How does this actually calculate an expected value for the number of sign-ups for the control variant? It combines two parts: the percentage of people who signed up across both variants, which is:

$$\frac{(1513 + 1853)}{(1513 + 14133 + 1853 + 13277)} = 0.109\dots$$

We can think of this as "expected sign-up rate". The second part is multiplying the expected sign-up rate by the number of people who visted the control variant, which is $1513 + 14133) = 15646$, to get our expected sign-ups for the control variant:

$$0.109\dots \times 15646 = 1711.217\dots$$

Similarly, for the, e.g. bottom right column, we calculate the percentage of non sign-ups $(14133 + 13277) / (1513 + 14133 + 1853 + 13277)$ and then multiply it by the number of visitors to the variant, $(1853 + 13277)$.
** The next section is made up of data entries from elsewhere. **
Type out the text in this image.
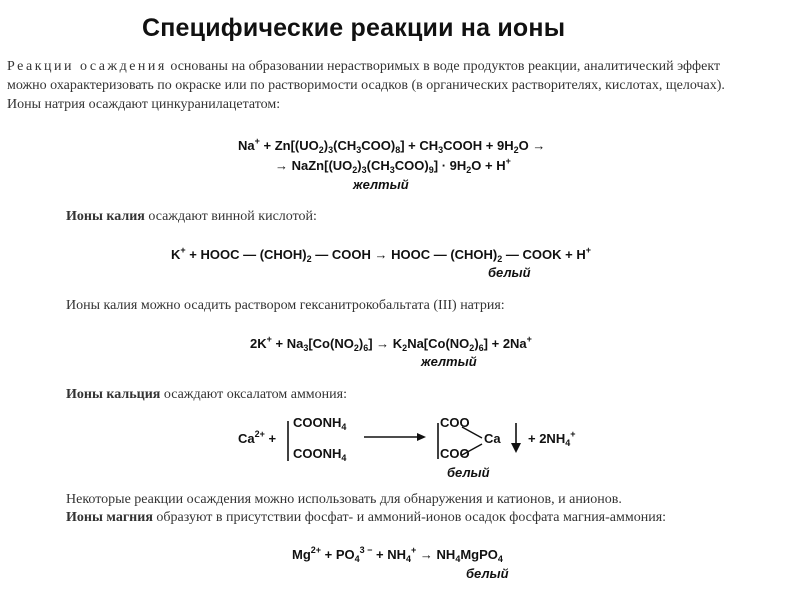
Специфические реакции на ионы
Реакции осаждения основаны на образовании нерастворимых в воде продуктов реакции, аналитический эффект
можно охарактеризовать по окраске или по растворимости осадков (в органических растворителях, кислотах, щелочах).
Ионы натрия осаждают цинкуранилацетатом:
$Na^+ + Zn[(UO_2)_3(CH_3COO)_8]$ + $CH_3COOH + 9H_2O$ →
→ $NaZn[(UO_2)_3(CH_3COO)_9] \cdot 9H_2O + H^+$
желтый
Ионы калия осаждают винной кислотой:
K+ + HOOC — $(CHOH)_2$ — COOH → HOOC — $(CHOH)_2$ — COOK + H+
белый
Ионы калия можно осадить раствором гексанитрокобальтата (III) натрия:
$2K^+ + Na_3[Co(NO_2)_6] \to K_2Na[Co(NO_2)_6] + 2Na^+$
желтый
Ионы кальция осаждают оксалатом аммония:
$Ca^{2+}$ +
$COONH_4$
$COONH_4$
COO
COO
$Ca + 2NH_4^+$
белый
Некоторые реакции осаждения можно использовать для обнаружения и катионов, и анионов.
Ионы магния образуют в присутствии фосфат- и аммоний-ионов осадок фосфата магния-аммония:
$Mg^{2+} + PO_4^{3 -} + NH_4^+$ → $NH_4MgPO_4$
белый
We can implement it in our code like so:

In [7]:
import numpy as np

expected_values = np.zeros((n_rows, n_cols))
denominator = np.sum(df.values)

for i in range(n_rows):
    for j in range(n_cols):
        row_total = df.iloc[i, :].sum()
        col_total = df.iloc[:, j].sum()
        numerator = row_total * col_total
        expected_value = numerator / denominator
        expected_values[i, j] = expected_value

expected_values
Out[7]:
array([[ 1711.21770211, 13934.78229789],
       [ 1654.78229789, 13475.21770211]])
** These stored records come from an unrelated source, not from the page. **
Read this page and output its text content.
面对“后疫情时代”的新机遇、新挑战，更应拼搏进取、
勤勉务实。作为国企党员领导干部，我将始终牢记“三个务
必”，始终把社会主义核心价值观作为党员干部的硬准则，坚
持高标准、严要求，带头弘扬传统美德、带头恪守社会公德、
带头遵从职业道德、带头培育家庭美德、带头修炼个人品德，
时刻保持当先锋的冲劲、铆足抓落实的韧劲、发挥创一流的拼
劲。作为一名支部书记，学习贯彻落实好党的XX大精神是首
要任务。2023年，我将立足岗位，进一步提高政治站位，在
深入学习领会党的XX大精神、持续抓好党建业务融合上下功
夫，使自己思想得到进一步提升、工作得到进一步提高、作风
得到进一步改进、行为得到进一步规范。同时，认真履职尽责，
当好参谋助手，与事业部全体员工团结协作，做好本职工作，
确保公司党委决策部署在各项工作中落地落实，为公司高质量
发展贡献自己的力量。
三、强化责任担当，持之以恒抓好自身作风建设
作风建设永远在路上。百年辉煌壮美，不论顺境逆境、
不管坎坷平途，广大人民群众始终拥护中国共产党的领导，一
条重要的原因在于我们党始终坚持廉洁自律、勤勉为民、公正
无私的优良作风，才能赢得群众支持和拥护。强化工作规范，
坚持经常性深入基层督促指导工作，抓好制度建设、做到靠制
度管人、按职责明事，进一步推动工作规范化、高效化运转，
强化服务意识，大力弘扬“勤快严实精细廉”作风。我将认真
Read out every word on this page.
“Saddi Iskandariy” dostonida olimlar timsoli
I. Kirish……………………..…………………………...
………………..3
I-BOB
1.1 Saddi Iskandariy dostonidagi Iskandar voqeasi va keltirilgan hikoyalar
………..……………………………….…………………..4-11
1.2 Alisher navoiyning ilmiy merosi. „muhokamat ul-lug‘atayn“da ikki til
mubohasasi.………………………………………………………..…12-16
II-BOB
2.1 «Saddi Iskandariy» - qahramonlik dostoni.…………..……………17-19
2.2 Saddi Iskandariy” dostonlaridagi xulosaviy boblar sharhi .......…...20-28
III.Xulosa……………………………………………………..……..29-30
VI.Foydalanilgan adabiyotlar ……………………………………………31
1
Now we have the expected values, we can use the rest of the formula to calculate the individual values, which we sum to get the chi-squared value:

In [8]:
values = []

for i in range(n_rows):
    for j in range(n_cols):
        observed_value = df.iloc[i, j]
        expected_value = expected_values[i, j]
        value = np.square(observed_value - expected_value) / expected_value
        values.append(value)

chi_squared_value = np.sum(values)

chi_squared_value
Out[8]:
52.43919221285117

We have $\chi^2 = 52.439\dots$, which is higher than our target value of $3.841\dots$. Thus, our findings are statistically significant and we should hurry up and tell our manager to quickly change the color of that button!
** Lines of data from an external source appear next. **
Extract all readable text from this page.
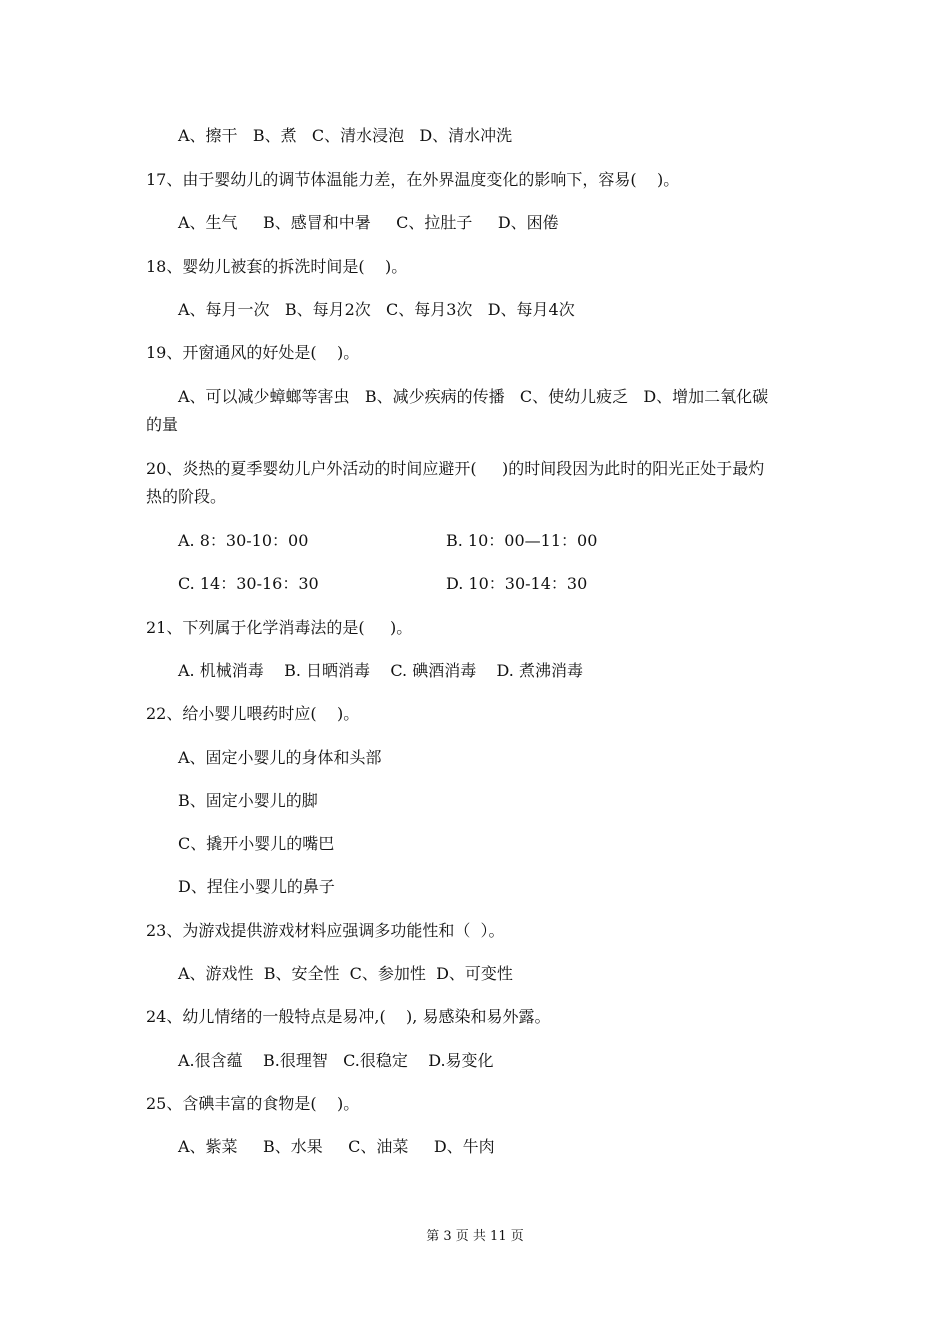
A、擦干   B、煮   C、清水浸泡   D、清水冲洗
17、由于婴幼儿的调节体温能力差，在外界温度变化的影响下，容易(    )。
A、生气     B、感冒和中暑     C、拉肚子     D、困倦
18、婴幼儿被套的拆洗时间是(    )。
A、每月一次   B、每月2次   C、每月3次   D、每月4次
19、开窗通风的好处是(    )。
A、可以减少蟑螂等害虫   B、减少疾病的传播   C、使幼儿疲乏   D、增加二氧化碳
的量
20、炎热的夏季婴幼儿户外活动的时间应避开(     )的时间段因为此时的阳光正处于最灼
热的阶段。
A. 8：30-10：00	B. 10：00—11：00
C. 14：30-16：30	D. 10：30-14：30
21、下列属于化学消毒法的是(     )。
A. 机械消毒    B. 日晒消毒    C. 碘酒消毒    D. 煮沸消毒
22、给小婴儿喂药时应(    )。
A、固定小婴儿的身体和头部
B、固定小婴儿的脚
C、撬开小婴儿的嘴巴
D、捏住小婴儿的鼻子
23、为游戏提供游戏材料应强调多功能性和（  ）。
A、游戏性  B、安全性  C、参加性  D、可变性
24、幼儿情绪的一般特点是易冲,(    ), 易感染和易外露。
A.很含蕴    B.很理智   C.很稳定    D.易变化
25、含碘丰富的食物是(    )。
A、紫菜     B、水果     C、油菜     D、牛肉
第 3 页 共 11 页
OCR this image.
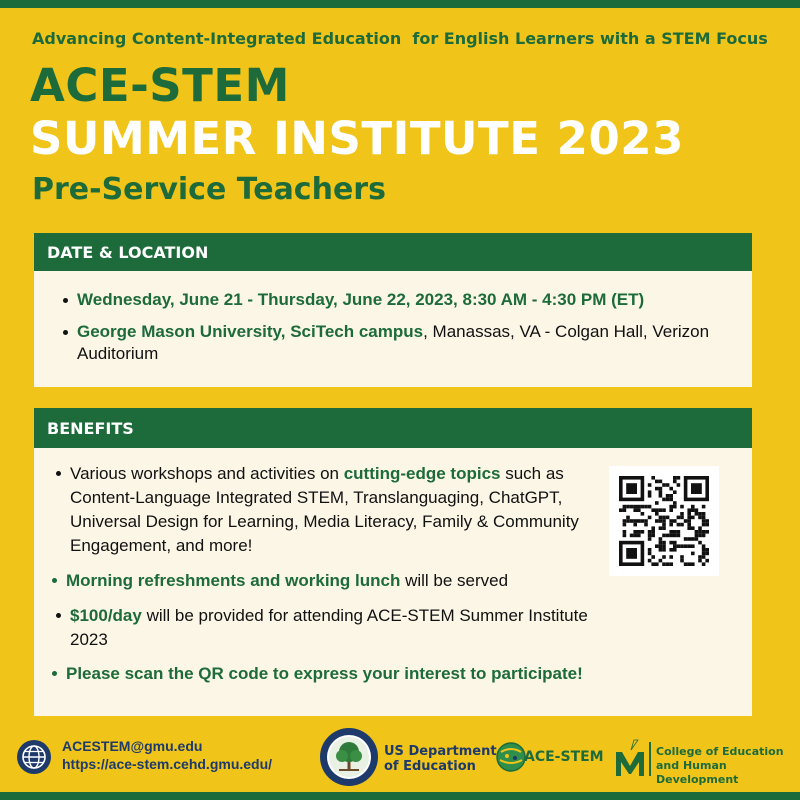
Advancing Content-Integrated Education  for English Learners with a STEM Focus
ACE-STEM
SUMMER INSTITUTE 2023
Pre-Service Teachers
DATE & LOCATION
Wednesday, June 21 - Thursday, June 22, 2023, 8:30 AM - 4:30 PM (ET)
George Mason University, SciTech campus, Manassas, VA - Colgan Hall, Verizon Auditorium
BENEFITS
Various workshops and activities on cutting-edge topics such as Content-Language Integrated STEM, Translanguaging, ChatGPT, Universal Design for Learning, Media Literacy, Family & Community Engagement, and more!
Morning refreshments and working lunch will be served
$100/day will be provided for attending ACE-STEM Summer Institute 2023
Please scan the QR code to express your interest to participate!
ACESTEM@gmu.edu
https://ace-stem.cehd.gmu.edu/
US Department
of Education
ACE-STEM	College of Education
and Human Development
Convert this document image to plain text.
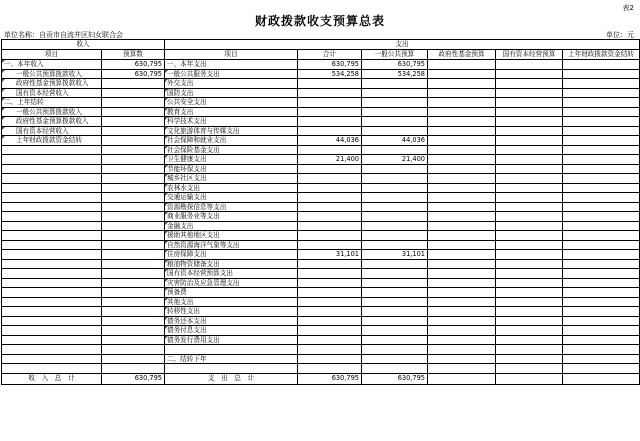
表2
财政拨款收支预算总表
单位名称：自贡市自流井区妇女联合会	单位：元
收入		支出					
项目	预算数	项目	合计	一般公共预算	政府性基金预算	国有资本经营预算	上年财政拨款资金结转
一、本年收入	630,795	一、本年支出	630,795	630,795			
一般公共预算拨款收入	630,795	一般公共服务支出	534,258	534,258			
政府性基金预算拨款收入		外交支出					
国有资本经营收入		国防支出					
二、上年结转		公共安全支出					
一般公共预算拨款收入		教育支出					
政府性基金预算拨款收入		科学技术支出					
国有资本经营收入		文化旅游体育与传媒支出					
上年财政拨款资金结转		社会保障和就业支出	44,036	44,036			
		社会保险基金支出					
		卫生健康支出	21,400	21,400			
		节能环保支出					
		城乡社区支出					
		农林水支出					
		交通运输支出					
		资源勘探信息等支出					
		商业服务业等支出					
		金融支出					
		援助其他地区支出					
		自然资源海洋气象等支出					
		住房保障支出	31,101	31,101			
		粮油物资储备支出					
		国有资本经营预算支出					
		灾害防治及应急管理支出					
		预备费					
		其他支出					
		转移性支出					
		债务还本支出					
		债务付息支出					
		债务发行费用支出					

		二、结转下年					

收　入　总　计	630,795	支　出　总　计	630,795	630,795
In reality, we probably shouldn't be writing this code by hand. Instead we can use the scipy.stats.chi2_contingency function on our DataFrame to calculate all of this for us (and can also use it as a check to make sure all of the above code is correct):

In [9]:
scipy.stats.chi2_contingency(df)
Out[9]:
Chi2ContingencyResult(statistic=52.174972351180045, pvalue=5.076909122065231e-13, dof=1, expected_freq=array([[ 1711.21770211, 13934.78229789],
       [ 1654.78229789, 13475.21770211]]))

Looks good enough to me! Also note the pvalue which says the odds of our results being due to random chance are astronomically low. Turns out people just love blue buttons.